From our review of the literature, it emerged that the number of studies concerning the application of PGT for CPSs is still limited.

It should be noted that the reported data span over a period of more than 20 years and refer to studies conducted in various countries with different legislation regarding the applicability of PGT. These factors may limit the interpretation of the available information, for example when comparing data of patients from different cohorts.

Regardless of the specific syndrome, the awareness of the applicability of PGT for CPSs appears to be still limited, among both health professionals and patients.

Several factors seem to influence physicians’ willingness to inform patients about this technique, primarily the characteristics of the specific pathology. According to Rich et al., physicians may also be reluctant to propose PGT to families they perceive as unable to afford it [1]. However, it is a recurring opinion in the literature that the decision to consider this reproductive choice should be up to patients. Additionally, the fact that patients already have children or do not explicitly express a desire for parenthood should not prevent the professional from providing them with all relevant information. As these conditions are hereditary, patients may share useful information with other affected relatives and advise them to undergo genetic counseling. It should be emphasized that these considerations apply not only to geneticists; all clinicians involved in the management of patients diagnosed with CPS should be able to identify patients eligible for PGT and refer them to the appropriate specialists.

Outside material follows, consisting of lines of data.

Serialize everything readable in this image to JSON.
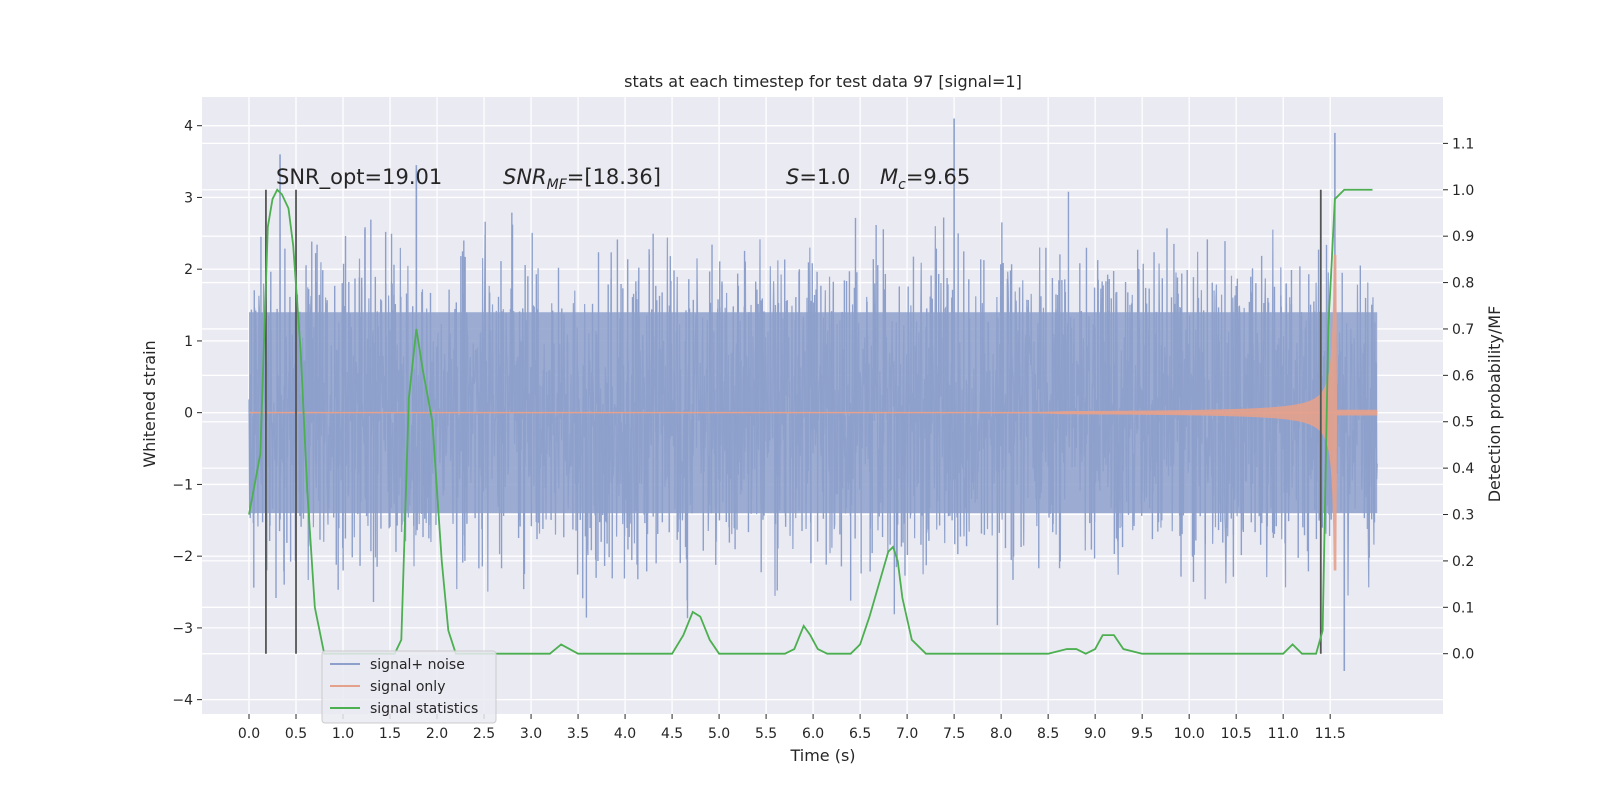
{
  "chart_data": {
    "type": "line",
    "title": "stats at each timestep for test data 97 [signal=1]",
    "xlabel": "Time (s)",
    "ylabel": "Whitened strain",
    "y2label": "Detection probability/MF",
    "xlim": [
      -0.5,
      12.7
    ],
    "ylim": [
      -4.2,
      4.4
    ],
    "y2lim": [
      -0.13,
      1.2
    ],
    "grid": true,
    "legend_position": "lower-left",
    "x_ticks": [
      "0.0",
      "0.5",
      "1.0",
      "1.5",
      "2.0",
      "2.5",
      "3.0",
      "3.5",
      "4.0",
      "4.5",
      "5.0",
      "5.5",
      "6.0",
      "6.5",
      "7.0",
      "7.5",
      "8.0",
      "8.5",
      "9.0",
      "9.5",
      "10.0",
      "10.5",
      "11.0",
      "11.5"
    ],
    "y_ticks": [
      "−4",
      "−3",
      "−2",
      "−1",
      "0",
      "1",
      "2",
      "3",
      "4"
    ],
    "y2_ticks": [
      "0.0",
      "0.1",
      "0.2",
      "0.3",
      "0.4",
      "0.5",
      "0.6",
      "0.7",
      "0.8",
      "0.9",
      "1.0",
      "1.1"
    ],
    "annotations": {
      "snr_opt": "SNR_opt=19.01",
      "snr_mf_main": "SNR",
      "snr_mf_sub": "MF",
      "snr_mf_value": "=[18.36]",
      "s_symbol": "S",
      "s_value": "=1.0",
      "mc_main": "M",
      "mc_sub": "c",
      "mc_value": "=9.65"
    },
    "series": [
      {
        "name": "signal+ noise",
        "color": "#8da0cb",
        "x_range": [
          0.0,
          12.0
        ],
        "envelope_typical": 1.4,
        "peaks": [
          [
            0.33,
            3.6
          ],
          [
            1.78,
            3.45
          ],
          [
            7.5,
            4.1
          ],
          [
            11.55,
            3.9
          ],
          [
            11.65,
            -3.6
          ]
        ]
      },
      {
        "name": "signal only",
        "color": "#e5a18c",
        "x_range": [
          0.0,
          12.0
        ],
        "chirp_end": 11.55,
        "max_amplitude": 2.2
      },
      {
        "name": "signal statistics",
        "color": "#4caf50",
        "x": [
          0.0,
          0.12,
          0.2,
          0.25,
          0.3,
          0.35,
          0.42,
          0.47,
          0.55,
          0.62,
          0.7,
          0.8,
          1.0,
          1.3,
          1.55,
          1.62,
          1.7,
          1.78,
          1.85,
          1.95,
          2.05,
          2.12,
          2.2,
          2.5,
          3.0,
          3.2,
          3.32,
          3.5,
          4.0,
          4.5,
          4.62,
          4.72,
          4.8,
          4.9,
          5.0,
          5.5,
          5.7,
          5.8,
          5.9,
          5.97,
          6.05,
          6.15,
          6.4,
          6.5,
          6.6,
          6.7,
          6.8,
          6.85,
          6.9,
          6.95,
          7.05,
          7.2,
          7.5,
          8.5,
          8.7,
          8.8,
          8.9,
          9.0,
          9.08,
          9.2,
          9.3,
          9.5,
          10.0,
          10.5,
          11.0,
          11.1,
          11.2,
          11.35,
          11.42,
          11.48,
          11.55,
          11.65,
          11.8,
          11.95
        ],
        "values": [
          0.3,
          0.43,
          0.92,
          0.98,
          1.0,
          0.99,
          0.96,
          0.88,
          0.65,
          0.35,
          0.1,
          0.0,
          0.0,
          0.0,
          0.0,
          0.03,
          0.55,
          0.7,
          0.61,
          0.5,
          0.2,
          0.05,
          0.0,
          0.0,
          0.0,
          0.0,
          0.02,
          0.0,
          0.0,
          0.0,
          0.04,
          0.09,
          0.08,
          0.03,
          0.0,
          0.0,
          0.0,
          0.01,
          0.06,
          0.04,
          0.01,
          0.0,
          0.0,
          0.02,
          0.08,
          0.15,
          0.22,
          0.23,
          0.2,
          0.12,
          0.03,
          0.0,
          0.0,
          0.0,
          0.01,
          0.01,
          0.0,
          0.01,
          0.04,
          0.04,
          0.01,
          0.0,
          0.0,
          0.0,
          0.0,
          0.02,
          0.0,
          0.0,
          0.05,
          0.7,
          0.98,
          1.0,
          1.0,
          1.0
        ]
      }
    ],
    "vertical_markers": [
      0.18,
      0.5,
      11.4
    ]
  }
}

Studies focusing on patients’ opinions have highlighted a different set of factors influencing the acceptability of the procedure, including psychological factors closely related to their personal and familiar experiences. Most patients believe that PGT should be systematically offered as a reproductive option, but the proportion of those who would use it themselves is generally lower.

Once again, it is crucial for professionals to be aware of the complexity of the decision-making process for couples considering Assisted Reproductive Technologies (ARTs). During counseling, psychological factors should also be taken into account. Therefore, multidisciplinary counseling, involving the geneticist, oncologist and psychologist should be considered for these syndromes. The ultimate goal is to support patients in making informed decisions by providing them with all the necessary information about the different reproductive options available.

Another remarkable point is that the expanding use of genetic testing for CPSs (for example, as a cascade testing in affected families) will lead to the identification of a greater number of patients of reproductive age who test positive for a CPS variant. As a result, we expect that in the near future, there will be an increasing number of patients who will have to face this complex decision-making process.

Based on these considerations, guidelines developed by professional or institutional bodies would represent a useful reference tool for healthcare professionals. Such guidelines should include reproductive counseling as an integral part of the care management of patients with a CPS (in this regard we point out that the latest guidelines for the management of medullary thyroid carcinoma recommend that patients diagnosed with MEN2A should be informed about the possibility of PGT) [57].